How is China trying to beat its latest Covid surge?

time:2023-06-10 23:27:55source:Al Jazeera author:Press center7

Hospitals in China are reported to be filling up with Covid patients after infections surged when the country relaxed its lockdown rules.

The government says it is ramping up its vaccination programme.

In December, China dropped mass testing in cities and regions where there have been outbreaks.

People are no longer required to go into quarantine in state facilities if they or someone they have been in contact with tests positive.

There are reports of hospitals filling up with patients and a growing demand for funeral services.

But officially, China is reporting relatively low numbers of Covid cases and a tiny number of deaths.

Because it has ended its mass testing programme, Chinese authorities no longer have reliable figures for the number of Covid infections.

The World Health Organization (WHO) has asked it to provide specific data on disease severity and hospital admissions.

The WHO has also asked for more data on vaccination rates, especially amongst vulnerable groups and those over 60 years old.

The EU has confirmed that it's ready offer surplus vaccines to China, which has so far largely relied on its own home-produced vaccines.

Official figures for November 2022 suggest Chinese health authorities have now vaccinated 40% of over-80s with two jabs and a booster.

People in this age range are the most vulnerable to the virus.

This is a big improvement on China's past performance.

In April 2022, fewer than 20% of over-80s had had two jabs and a booster.

China is now reported to have set a goal for 90% of its over-80s to receive either the initial two vaccination jabs, or both plus a booster, by the end of January.

However, vaccinations alone may not be enough to halt the surge in Covid cases.

Experts believe that because the Chinese population has been locked down so much, many people have not picked up "hybrid immunity".

This means they haven't gained protection both from being vaccinated and from being exposed to the virus through other people.

When China's government started rolling out vaccines in late 2020, it prioritised the working-age population.

It did not test its vaccines on many elderly people, and told them it could not say whether the jabs were safe for this age group.

The head of China's Covid expert panel, Prof Liang Wannian, says that made some people reluctant to get their jabs.

"Many old people have underlying diseases," he says. "They reckon it won't be safe to get vaccinated."

China has mainly used only its domestically-produced vaccines: CoronaVac, made by a company called Sinovac, and Sinopharm.

Both use parts of a dead coronavirus to expose the body to Covid and stimulate the immune system to produce antibodies.
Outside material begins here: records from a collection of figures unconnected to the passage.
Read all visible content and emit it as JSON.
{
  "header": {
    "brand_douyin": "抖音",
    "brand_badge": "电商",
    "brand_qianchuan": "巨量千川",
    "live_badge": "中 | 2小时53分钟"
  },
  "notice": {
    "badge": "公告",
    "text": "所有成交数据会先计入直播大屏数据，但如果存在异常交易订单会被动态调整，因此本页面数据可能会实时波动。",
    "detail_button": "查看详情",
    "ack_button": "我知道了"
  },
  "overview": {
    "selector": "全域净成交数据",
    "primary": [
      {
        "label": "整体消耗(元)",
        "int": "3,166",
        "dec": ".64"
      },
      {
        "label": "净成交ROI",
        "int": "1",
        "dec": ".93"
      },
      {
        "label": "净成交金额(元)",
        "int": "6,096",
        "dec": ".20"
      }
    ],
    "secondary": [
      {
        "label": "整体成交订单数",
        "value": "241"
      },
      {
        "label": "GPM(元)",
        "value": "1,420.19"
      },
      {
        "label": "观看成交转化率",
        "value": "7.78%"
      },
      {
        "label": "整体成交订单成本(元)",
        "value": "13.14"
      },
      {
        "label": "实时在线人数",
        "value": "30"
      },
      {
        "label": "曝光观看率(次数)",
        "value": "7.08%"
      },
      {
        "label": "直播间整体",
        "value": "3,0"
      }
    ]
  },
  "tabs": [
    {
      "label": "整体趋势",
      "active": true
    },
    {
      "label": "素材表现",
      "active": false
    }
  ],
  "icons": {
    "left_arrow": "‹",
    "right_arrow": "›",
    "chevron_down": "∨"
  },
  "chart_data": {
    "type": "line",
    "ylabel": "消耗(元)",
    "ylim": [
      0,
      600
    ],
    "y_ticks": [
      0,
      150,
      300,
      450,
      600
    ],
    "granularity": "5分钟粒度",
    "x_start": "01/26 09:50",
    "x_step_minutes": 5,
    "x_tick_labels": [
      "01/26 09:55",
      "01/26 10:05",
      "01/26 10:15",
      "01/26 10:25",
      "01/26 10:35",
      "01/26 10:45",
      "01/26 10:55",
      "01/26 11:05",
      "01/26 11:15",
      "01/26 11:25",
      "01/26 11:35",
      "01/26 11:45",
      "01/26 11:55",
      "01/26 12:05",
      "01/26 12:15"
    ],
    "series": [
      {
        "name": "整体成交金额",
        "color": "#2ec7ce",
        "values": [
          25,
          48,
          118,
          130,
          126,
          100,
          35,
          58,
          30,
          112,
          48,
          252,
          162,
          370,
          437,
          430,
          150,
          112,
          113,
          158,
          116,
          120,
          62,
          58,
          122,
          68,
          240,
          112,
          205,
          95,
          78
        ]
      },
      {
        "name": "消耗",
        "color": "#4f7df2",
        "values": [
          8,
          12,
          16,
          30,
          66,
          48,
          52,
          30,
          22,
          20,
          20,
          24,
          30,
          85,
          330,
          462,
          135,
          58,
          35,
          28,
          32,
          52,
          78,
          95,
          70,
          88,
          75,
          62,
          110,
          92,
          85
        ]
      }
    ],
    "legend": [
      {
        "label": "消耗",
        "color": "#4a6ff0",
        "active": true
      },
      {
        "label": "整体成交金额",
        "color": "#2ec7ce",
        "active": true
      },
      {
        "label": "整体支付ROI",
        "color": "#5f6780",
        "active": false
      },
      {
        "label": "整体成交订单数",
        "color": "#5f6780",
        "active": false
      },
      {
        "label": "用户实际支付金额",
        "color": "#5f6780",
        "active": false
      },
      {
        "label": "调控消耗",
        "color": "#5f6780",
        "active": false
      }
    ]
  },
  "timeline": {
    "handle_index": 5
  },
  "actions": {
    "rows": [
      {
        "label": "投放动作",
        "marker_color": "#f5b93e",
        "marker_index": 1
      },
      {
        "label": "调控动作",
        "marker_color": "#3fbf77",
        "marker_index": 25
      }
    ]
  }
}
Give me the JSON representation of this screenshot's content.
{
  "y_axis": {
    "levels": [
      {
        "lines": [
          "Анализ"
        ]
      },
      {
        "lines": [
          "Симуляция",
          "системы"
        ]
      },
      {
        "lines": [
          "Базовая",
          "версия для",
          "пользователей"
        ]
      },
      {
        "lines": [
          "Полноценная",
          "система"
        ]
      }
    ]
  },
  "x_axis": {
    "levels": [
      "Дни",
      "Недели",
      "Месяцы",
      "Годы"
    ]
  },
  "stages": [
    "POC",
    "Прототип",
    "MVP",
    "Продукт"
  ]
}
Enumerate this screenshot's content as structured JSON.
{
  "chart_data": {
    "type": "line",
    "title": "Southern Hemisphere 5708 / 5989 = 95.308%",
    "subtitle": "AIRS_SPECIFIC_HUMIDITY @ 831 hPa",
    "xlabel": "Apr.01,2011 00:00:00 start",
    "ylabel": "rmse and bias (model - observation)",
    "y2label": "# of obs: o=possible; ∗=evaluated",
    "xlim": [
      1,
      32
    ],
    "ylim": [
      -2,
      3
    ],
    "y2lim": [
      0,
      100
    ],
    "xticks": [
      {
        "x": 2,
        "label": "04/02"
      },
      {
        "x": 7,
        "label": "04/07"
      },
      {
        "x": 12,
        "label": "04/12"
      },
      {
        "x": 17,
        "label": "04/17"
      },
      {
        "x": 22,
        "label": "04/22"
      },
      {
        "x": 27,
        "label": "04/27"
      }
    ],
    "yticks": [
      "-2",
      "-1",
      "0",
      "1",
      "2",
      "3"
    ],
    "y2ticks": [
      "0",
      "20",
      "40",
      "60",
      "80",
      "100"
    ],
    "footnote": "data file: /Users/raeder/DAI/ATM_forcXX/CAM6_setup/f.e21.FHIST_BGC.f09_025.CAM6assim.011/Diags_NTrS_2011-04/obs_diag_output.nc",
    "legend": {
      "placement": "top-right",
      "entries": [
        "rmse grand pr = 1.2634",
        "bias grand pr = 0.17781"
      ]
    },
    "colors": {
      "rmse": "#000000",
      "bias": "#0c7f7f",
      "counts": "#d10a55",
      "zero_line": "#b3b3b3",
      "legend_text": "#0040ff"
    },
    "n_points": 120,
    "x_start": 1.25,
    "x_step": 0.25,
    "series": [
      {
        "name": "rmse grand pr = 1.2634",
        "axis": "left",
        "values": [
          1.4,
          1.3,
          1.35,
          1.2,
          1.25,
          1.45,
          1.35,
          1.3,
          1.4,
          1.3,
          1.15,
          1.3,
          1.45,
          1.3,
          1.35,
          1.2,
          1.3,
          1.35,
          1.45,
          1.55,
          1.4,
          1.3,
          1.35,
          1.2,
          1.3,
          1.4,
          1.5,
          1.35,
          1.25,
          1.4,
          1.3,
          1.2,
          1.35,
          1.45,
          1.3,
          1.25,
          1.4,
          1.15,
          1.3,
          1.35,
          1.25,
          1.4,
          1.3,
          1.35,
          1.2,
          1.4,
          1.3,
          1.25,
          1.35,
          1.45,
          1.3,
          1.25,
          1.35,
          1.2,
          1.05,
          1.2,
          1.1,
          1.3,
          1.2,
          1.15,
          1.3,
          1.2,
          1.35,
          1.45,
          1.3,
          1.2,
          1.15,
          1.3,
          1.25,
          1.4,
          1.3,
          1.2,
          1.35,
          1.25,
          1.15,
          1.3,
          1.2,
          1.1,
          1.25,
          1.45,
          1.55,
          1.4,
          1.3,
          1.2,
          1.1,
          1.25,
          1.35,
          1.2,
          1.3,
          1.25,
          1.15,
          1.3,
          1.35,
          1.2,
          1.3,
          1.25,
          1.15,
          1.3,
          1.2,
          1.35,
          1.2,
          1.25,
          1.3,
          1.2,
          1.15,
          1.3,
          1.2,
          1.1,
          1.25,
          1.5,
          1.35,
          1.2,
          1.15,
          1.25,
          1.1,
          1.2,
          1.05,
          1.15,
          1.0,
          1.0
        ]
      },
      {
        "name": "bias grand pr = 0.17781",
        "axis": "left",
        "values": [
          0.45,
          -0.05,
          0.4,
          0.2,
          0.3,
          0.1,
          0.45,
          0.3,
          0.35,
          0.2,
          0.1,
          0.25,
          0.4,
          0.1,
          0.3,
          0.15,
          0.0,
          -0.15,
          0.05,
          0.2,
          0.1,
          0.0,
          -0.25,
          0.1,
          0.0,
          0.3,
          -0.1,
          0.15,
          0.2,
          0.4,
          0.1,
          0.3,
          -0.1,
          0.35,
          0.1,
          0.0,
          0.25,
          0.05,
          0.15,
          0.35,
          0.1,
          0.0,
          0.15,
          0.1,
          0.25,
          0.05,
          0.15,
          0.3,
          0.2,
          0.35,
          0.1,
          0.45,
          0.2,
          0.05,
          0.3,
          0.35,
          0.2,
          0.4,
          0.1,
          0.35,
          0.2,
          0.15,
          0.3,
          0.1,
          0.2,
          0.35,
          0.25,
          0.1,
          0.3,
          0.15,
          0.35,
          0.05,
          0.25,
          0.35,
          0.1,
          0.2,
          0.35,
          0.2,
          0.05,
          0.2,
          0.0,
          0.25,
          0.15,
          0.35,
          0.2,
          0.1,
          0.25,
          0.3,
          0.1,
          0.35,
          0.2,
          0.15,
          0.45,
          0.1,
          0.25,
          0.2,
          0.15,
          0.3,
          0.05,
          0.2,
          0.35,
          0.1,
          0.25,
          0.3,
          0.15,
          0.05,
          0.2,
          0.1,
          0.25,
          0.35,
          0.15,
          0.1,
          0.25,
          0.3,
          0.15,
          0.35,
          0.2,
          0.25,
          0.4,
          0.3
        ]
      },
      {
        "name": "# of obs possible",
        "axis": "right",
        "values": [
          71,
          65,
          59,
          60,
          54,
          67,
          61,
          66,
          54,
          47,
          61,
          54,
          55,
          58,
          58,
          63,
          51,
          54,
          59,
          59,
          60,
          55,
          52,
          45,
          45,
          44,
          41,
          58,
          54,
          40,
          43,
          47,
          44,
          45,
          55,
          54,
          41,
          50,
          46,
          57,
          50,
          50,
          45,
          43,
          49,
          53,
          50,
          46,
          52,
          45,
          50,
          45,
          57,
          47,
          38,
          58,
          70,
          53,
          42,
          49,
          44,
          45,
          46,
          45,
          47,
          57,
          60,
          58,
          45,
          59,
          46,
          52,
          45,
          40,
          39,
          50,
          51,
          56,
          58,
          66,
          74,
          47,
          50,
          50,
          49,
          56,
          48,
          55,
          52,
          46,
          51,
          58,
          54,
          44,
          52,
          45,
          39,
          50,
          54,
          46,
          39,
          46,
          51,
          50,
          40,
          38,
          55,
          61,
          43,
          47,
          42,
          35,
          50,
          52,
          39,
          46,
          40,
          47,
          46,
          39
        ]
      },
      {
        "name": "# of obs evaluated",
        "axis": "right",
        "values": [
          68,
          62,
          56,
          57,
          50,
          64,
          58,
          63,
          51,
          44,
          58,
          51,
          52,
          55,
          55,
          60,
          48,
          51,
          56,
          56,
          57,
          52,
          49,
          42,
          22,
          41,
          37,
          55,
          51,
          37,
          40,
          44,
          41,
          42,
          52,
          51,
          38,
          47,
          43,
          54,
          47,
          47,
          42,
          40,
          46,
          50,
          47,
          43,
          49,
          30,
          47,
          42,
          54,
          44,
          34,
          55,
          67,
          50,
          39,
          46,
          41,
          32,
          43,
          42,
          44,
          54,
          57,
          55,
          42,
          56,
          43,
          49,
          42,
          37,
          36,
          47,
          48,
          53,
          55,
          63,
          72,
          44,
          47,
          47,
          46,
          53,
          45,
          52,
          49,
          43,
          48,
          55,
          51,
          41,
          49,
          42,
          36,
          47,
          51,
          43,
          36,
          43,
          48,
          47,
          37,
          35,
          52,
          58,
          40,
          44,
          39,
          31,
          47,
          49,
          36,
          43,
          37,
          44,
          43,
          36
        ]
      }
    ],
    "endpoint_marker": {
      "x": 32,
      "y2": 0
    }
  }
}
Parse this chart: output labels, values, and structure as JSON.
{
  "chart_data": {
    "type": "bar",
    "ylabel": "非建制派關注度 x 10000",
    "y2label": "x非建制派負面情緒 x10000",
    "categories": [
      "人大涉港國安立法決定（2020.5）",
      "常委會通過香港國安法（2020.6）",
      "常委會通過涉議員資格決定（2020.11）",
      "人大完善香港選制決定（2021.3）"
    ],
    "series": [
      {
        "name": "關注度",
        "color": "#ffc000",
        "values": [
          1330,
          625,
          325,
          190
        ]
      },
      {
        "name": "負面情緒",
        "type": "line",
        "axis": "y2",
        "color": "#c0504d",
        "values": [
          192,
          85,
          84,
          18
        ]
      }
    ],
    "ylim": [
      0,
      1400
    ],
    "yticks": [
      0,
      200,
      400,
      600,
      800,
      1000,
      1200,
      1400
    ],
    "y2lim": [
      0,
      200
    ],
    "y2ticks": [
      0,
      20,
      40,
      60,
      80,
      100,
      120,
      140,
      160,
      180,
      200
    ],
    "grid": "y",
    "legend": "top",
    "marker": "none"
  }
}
But studies suggest they are less effective than the mRNA vaccines made by Pfizer and Moderna, widely used in Western countries.

Research published in December last year, which looked at data from Singapore, found that mRNA vaccines worked better than Chinese vaccines in preventing severe illness in the over-60s.

These train the immune system to attack the spike protein on the virus - the part of the virus which infects the body's cells. They offer greater protection against severe disease or death.

China claims to have made about half of all the world's Covid vaccine stock. But the government has not given approval to foreign-produced mRNA vaccines for general use in mainland China.

BioNTech, the German company which partnered with Pfizer to produce a Covid vaccine, has also worked with a Shanghai-based company, Fosun Pharma, to develop the same mRNA-based vaccine.

This has been made available to German nationals living in China, and is also available in Hong Kong and Macau. However, it is not currently authorised for the Chinese mainland market.

China is reported to be developing its own mRNA vaccines, and although one has been given approval for emergency use in Indonesia, it is not being used in China at the moment.

When asked about the EU offer to send surplus stock of its mRNA vaccines, a Chinese official spokesperson, Mao Ning, said that China already had an adequate supply of vaccines.

"China's Covid situation is predictable and under control," she told a news conference on 3 January.